Calloway Co. board approves working budget that's likely to change, while superintendent says he is asking administrators to study ways the district can "live leaner and be as efficient as we can"

Ledger & Times, Murray, Sept. 15, 2017

Calloway County Board of Education approves working budget for ‘18 year

By Jordan Ferguson

In light of proposed cuts at the state level, the Calloway County School District passed a working budget Thursday night during their regular monthly meeting at Calloway County High School.

Calloway County Superintendent Tres Settle said a budget for the 2018 fiscal year must be submitted by Sept. 30, but that proposed reductions to Kentucky’s Department of Education would not be known until Sept. 25. In light of this information, he asked the board to approve a working budget on the understanding that it would likely need to be amended in the near future.
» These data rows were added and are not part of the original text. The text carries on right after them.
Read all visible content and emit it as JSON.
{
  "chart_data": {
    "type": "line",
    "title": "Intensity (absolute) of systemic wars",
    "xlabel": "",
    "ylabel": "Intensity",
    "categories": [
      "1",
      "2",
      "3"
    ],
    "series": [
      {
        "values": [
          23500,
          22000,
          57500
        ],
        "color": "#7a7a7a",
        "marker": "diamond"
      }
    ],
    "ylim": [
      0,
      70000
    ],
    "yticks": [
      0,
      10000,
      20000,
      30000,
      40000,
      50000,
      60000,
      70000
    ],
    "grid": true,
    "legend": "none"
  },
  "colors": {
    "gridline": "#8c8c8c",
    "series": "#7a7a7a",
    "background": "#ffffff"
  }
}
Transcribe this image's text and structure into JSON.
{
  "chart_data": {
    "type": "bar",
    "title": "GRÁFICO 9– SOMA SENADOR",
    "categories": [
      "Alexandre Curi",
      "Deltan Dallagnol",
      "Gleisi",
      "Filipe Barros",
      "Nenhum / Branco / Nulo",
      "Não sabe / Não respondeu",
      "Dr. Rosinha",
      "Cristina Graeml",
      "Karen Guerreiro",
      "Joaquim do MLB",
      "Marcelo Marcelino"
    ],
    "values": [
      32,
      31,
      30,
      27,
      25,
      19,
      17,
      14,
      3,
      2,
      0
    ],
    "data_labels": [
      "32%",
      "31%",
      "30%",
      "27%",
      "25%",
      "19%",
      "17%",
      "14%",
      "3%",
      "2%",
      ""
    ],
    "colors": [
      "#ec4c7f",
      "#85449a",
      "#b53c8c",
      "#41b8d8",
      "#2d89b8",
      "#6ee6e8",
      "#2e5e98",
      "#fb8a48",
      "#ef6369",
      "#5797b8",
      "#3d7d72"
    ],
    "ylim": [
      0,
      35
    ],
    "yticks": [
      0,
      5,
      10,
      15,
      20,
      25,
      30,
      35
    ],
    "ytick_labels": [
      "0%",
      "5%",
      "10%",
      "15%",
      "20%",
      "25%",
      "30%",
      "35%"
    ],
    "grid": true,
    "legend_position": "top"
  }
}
“I am asking tonight for you to pass the working budget that you have before you,” Settle said. “It is no different than the tentative budget that we discussed a couple months back. I received information late last week that (Kentucky Governor Matt Bevin) had ordered a 17.4 percent reduction from a myriad of state agencies, and one of those was the Kentucky Department of Education. In that same notice, I was informed that our SEEK funding would not be touched, or I was promised that it would not be touched, but that doesn’t really mean anything to me and it shouldn’t mean anything to you as far as the tentative budget goes because any cut in education impacts the bottom line. When you don’t cut from one area but you cut from another, then you have to use these monies to cover those monies and it is a trickle-down effect.

“By statute we have to, as a board, give the state our budget by Sept. 30. However, I won’t know what KDE’s cuts are until Sept. 25. Therefore I can’t make any changes to my working budget until I know what the commissioner is going to do. So to be in compliance, I am asking you to pass a working budget that is likely to change at some point in the near future when I get more information.”

Settle commented on the current pension issue that has been at the forefront of many teachers’ minds recently. The issue was even brought to the attention of the board by Gwenda Wilhelm and Noraa Ransey, the president and secretary, respectively, of the Calloway County Education Association. Settle said the situation in Frankfort has many people feeling stressed.

“It is a very frustrating time, not only with our pension issues at hand, but we have lots of things going on in Frankfort right now, and lots of tough decisions that are going to have to be made,” Settle said.

“Unfortunately for us, as a local board, we just passed a 4 percent increase in our taxes last month; this keeps getting pushed down to the local level. What I am hearing is, ‘We are going to do this without raising any taxes.’ Well, when you don’t send money down from the state level to local districts, they have no choice but to raise local taxes. That comes back and falls on you. So it is a very frustrating cycle that continues to be, and we will just do the best we can.”

The need for the district to come up with ways to make dollars go further was brought up again in Settle’s report toward the end of the meeting. He said he and school administrators in the district would be meeting to discuss ways for the district to live leaner.

“We will be beginning a new book study together as administrators, this year focused on teamwork and team building,” Settle said. “It is timely because I will probably share some information with them tomorrow that will get us started right off on our mission of teamwork in that we will have to find out how we are going to live by slimmer means.

“Somehow, this 17.4 percent cut will trickle down to us and it will affect our programs. We just don’t know where they are yet. But I will be relying on my administrators to give me guidance on how we can live leaner and be as efficient as we can, and as frugal with taxpayer dollars as we can. This board made a difficult decision not a year ago when we cut $800,000 out of our budget. It is going to get very tough again to find the kind of money that they may be talking about.”